Our first solution was to have a short term, on demand cache. The UI is built in ExtJS. So what we did was send calls to the server to prefetch the data as the user was selecting it. The idea was that once the user was done selecting the data items they wanted to chart, and actually brought up the chart, we would have gotten it loaded and cached for use.
That kind of worked. There was the off chance that something wasn’t ready to be seen by time the user was ready. So we went a slight detour and went to a push model. We were already doing push for other features, so it wasn’t terribly hard to implement it. As before we fire off an async request to get the data, but instead of caching it, the server pushes the data once it has been loaded to the client. The client UI gets notified that the data is ready. All was right with the world.
Well almost… The queries would still take a couple seconds each. Even though they were done asynchronously, the query times were still a bit too long to hide from the user. On a whim, I had the idea to use MongoDB as a cache. Instead of a full on in-memory cache like Redis (which we use for other stuff), perhaps mongo could be a short term, small persistent cache.
So, I set about making that happen. Converting the domain from Oracle to MongoDB was not big deal, given there was the mongo gorm plugin. I then created a groovy script to reload the mongo cache with some existing data from oracle. All went well.

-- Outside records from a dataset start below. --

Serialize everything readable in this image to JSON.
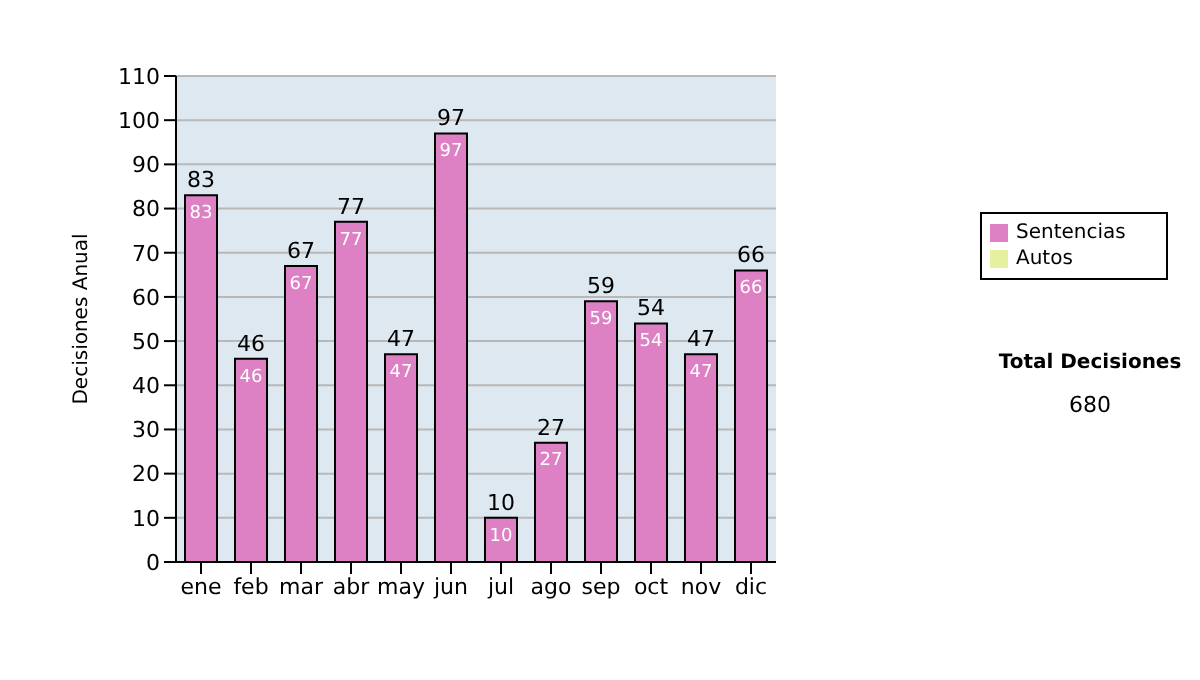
{
  "chart_data": {
    "type": "bar",
    "categories": [
      "ene",
      "feb",
      "mar",
      "abr",
      "may",
      "jun",
      "jul",
      "ago",
      "sep",
      "oct",
      "nov",
      "dic"
    ],
    "ylabel": "Decisiones Anual",
    "ylim": [
      0,
      110
    ],
    "yticks": [
      0,
      10,
      20,
      30,
      40,
      50,
      60,
      70,
      80,
      90,
      100,
      110
    ],
    "grid": "y",
    "legend": "right",
    "stacked": true,
    "series": [
      {
        "name": "Sentencias",
        "color": "#dd80c4",
        "values": [
          83,
          46,
          67,
          77,
          47,
          97,
          10,
          27,
          59,
          54,
          47,
          66
        ],
        "value_labels": [
          "83",
          "46",
          "67",
          "77",
          "47",
          "97",
          "10",
          "27",
          "59",
          "54",
          "47",
          "66"
        ]
      },
      {
        "name": "Autos",
        "color": "#e6f0a0",
        "values": [
          0,
          0,
          0,
          0,
          0,
          0,
          0,
          0,
          0,
          0,
          0,
          0
        ]
      }
    ],
    "totals": [
      "83",
      "46",
      "67",
      "77",
      "47",
      "97",
      "10",
      "27",
      "59",
      "54",
      "47",
      "66"
    ],
    "annotations": [
      "Total Decisiones",
      "680"
    ]
  }
}
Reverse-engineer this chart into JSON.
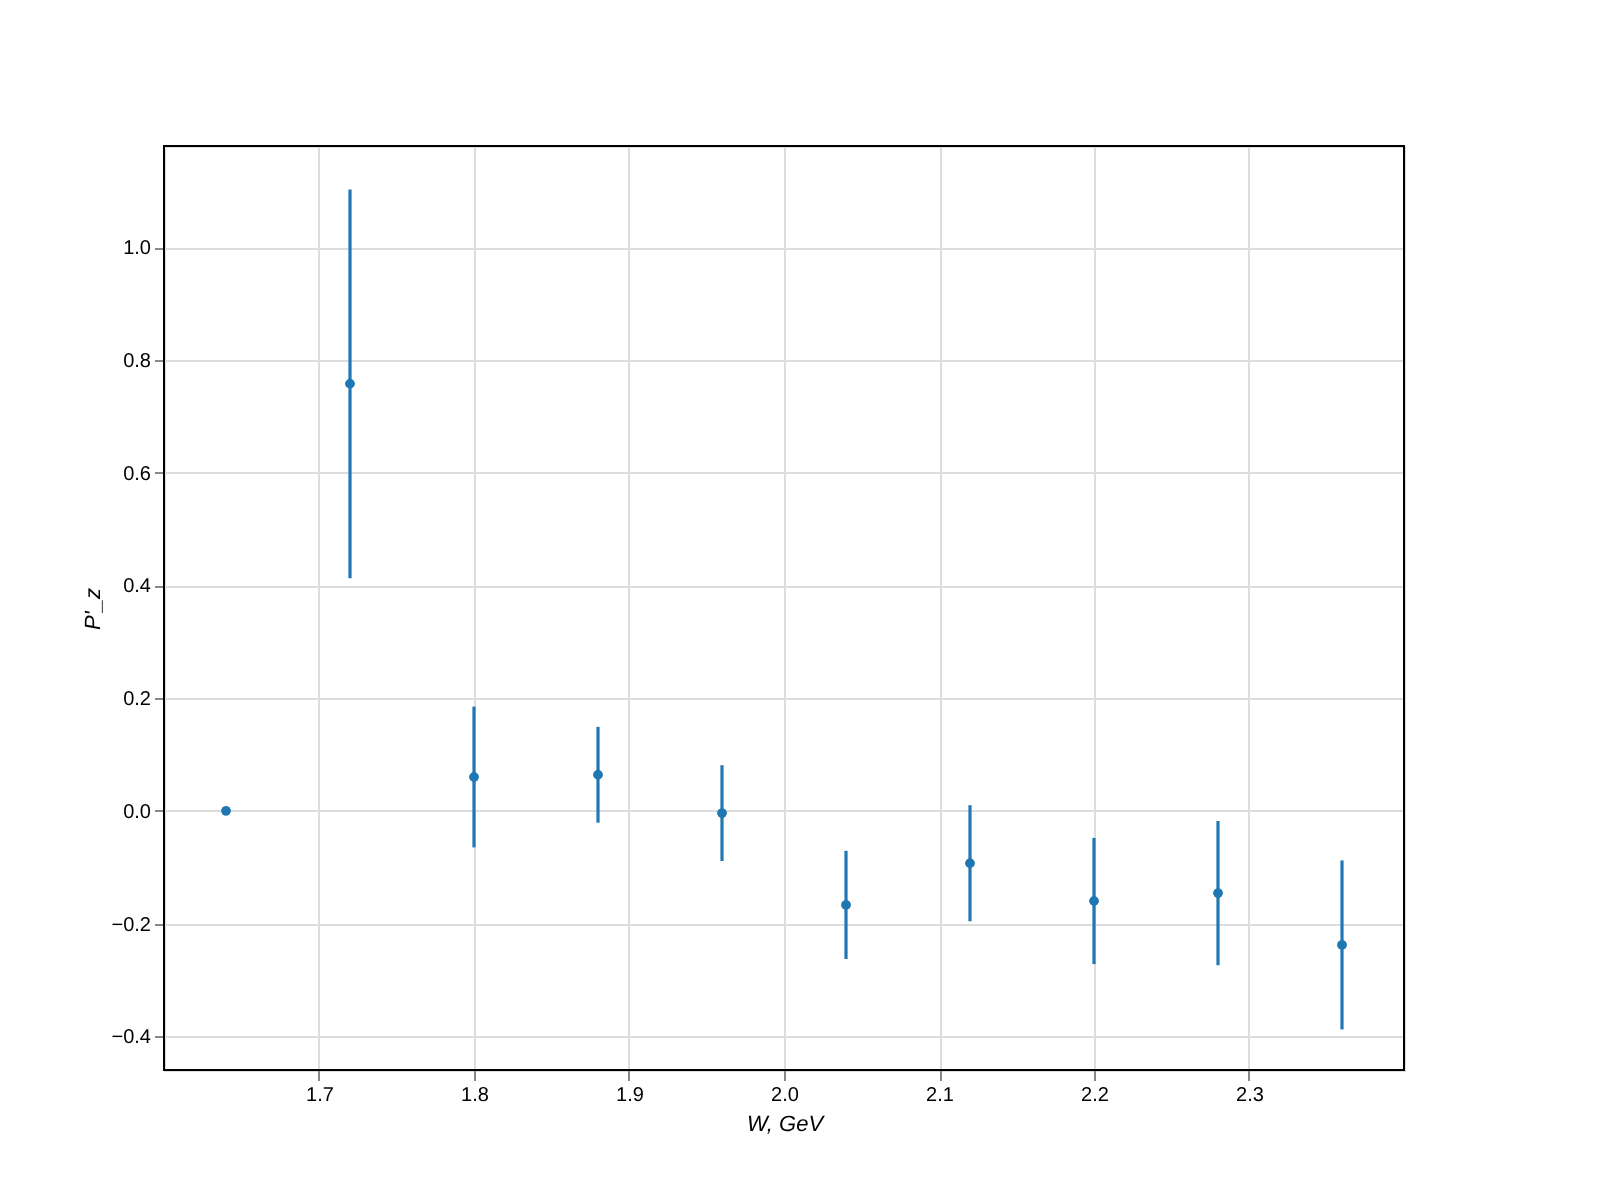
{
  "chart_data": {
    "type": "scatter",
    "xlabel": "W, GeV",
    "ylabel": "P'_z",
    "x": [
      1.64,
      1.72,
      1.8,
      1.88,
      1.96,
      2.04,
      2.12,
      2.2,
      2.28,
      2.36
    ],
    "series": [
      {
        "color": "#1f77b4",
        "values": [
          0.0,
          0.758,
          0.06,
          0.064,
          -0.004,
          -0.167,
          -0.093,
          -0.16,
          -0.146,
          -0.238
        ],
        "errors": [
          null,
          0.345,
          0.125,
          0.085,
          0.085,
          0.096,
          0.103,
          0.112,
          0.128,
          0.15
        ]
      }
    ],
    "marker": "circle",
    "xlim": [
      1.6,
      2.4
    ],
    "ylim": [
      -0.46,
      1.18
    ],
    "xticks": [
      1.7,
      1.8,
      1.9,
      {
        "value": 2.0,
        "label": "2.0"
      },
      2.1,
      2.2,
      2.3
    ],
    "yticks": [
      {
        "value": -0.4,
        "label": "−0.4"
      },
      {
        "value": -0.2,
        "label": "−0.2"
      },
      {
        "value": 0.0,
        "label": "0.0"
      },
      {
        "value": 0.2,
        "label": "0.2"
      },
      {
        "value": 0.4,
        "label": "0.4"
      },
      {
        "value": 0.6,
        "label": "0.6"
      },
      {
        "value": 0.8,
        "label": "0.8"
      },
      {
        "value": 1.0,
        "label": "1.0"
      }
    ],
    "grid": true
  }
}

We then had the bright idea to see at what point does mongo become a bottleneck like oracle. So, we pointed our loaders to mongo full time and let it build up data.
At 500 million records in, we were seeing query times of 15-50 milliseconds, give or take. Remember, we are also doing good size insertions every 1-1.5 minutes as well.
A few days later we hit 750 million. Query times remained the same. We were quite optimistic. I should also note that the UI takes longer in most cases to parse the resulting json data than it does to query it from mongo :)
Then we hit a billion records over one weekend. I quickly pulled the app up, loaded up the trending screen and let it fire off some queries. Watching the logs, I was seeing query times of… 20-100ms, with most in the 20-50ms range. Hot damn we were on to something.
We quickly decided to not only drop oracle for the trending data, but to also have the UI do synchronous calls and eliminate the push process. The queries were just so fast we didn’t need the extra code to make the push happen. We are also going to drop oracle completely and use mongo for all our database needs. It will help with a few other features that currently require some stored procs and materialize views.
Then this morning while fixing some other issue, I checked the stats on the collection and it was at 1.45 billion records. I had forgotten to set up the script to trim the collection at 90 days. I had done it for dev, but not qa yet. Well I had to see what this performance was like, so I loaded up the app in qa and checked. Yep, still 20-50ms. Some were as fast at 10 or 15ms.
Granted, a billion records in some domains is not uncommon. However, we are running on a linux VM with 32gb of ram and the application itself is also on the same VM. Our data set on disc is 19gb and one of the indexes is 9gb. It should be noted that we are using the TokuMX version of mongo, which compresses the indexes and datasets. I do not have numbers for a pure mongo setup. The compression was the important factor in my choosing TokuMX, given our limited RAM.
Our application is currently not in production, but I have setup the production servers for mongo use. We have 4 servers currently. 3 are setup in a replicaset with the 4th as an arbiter. Our security service is using those mongo instances currently and this application will use it them as well when it is ready for prod in the coming month or so.
A side benefit is the replica sets. The distaster recovery processes here are… interesting to say the least. However, with 3 replicas of our data on 3 different physical machines, we have essentially real-time backups of our data, unlike the rest of the apps here that rely on nightly backups.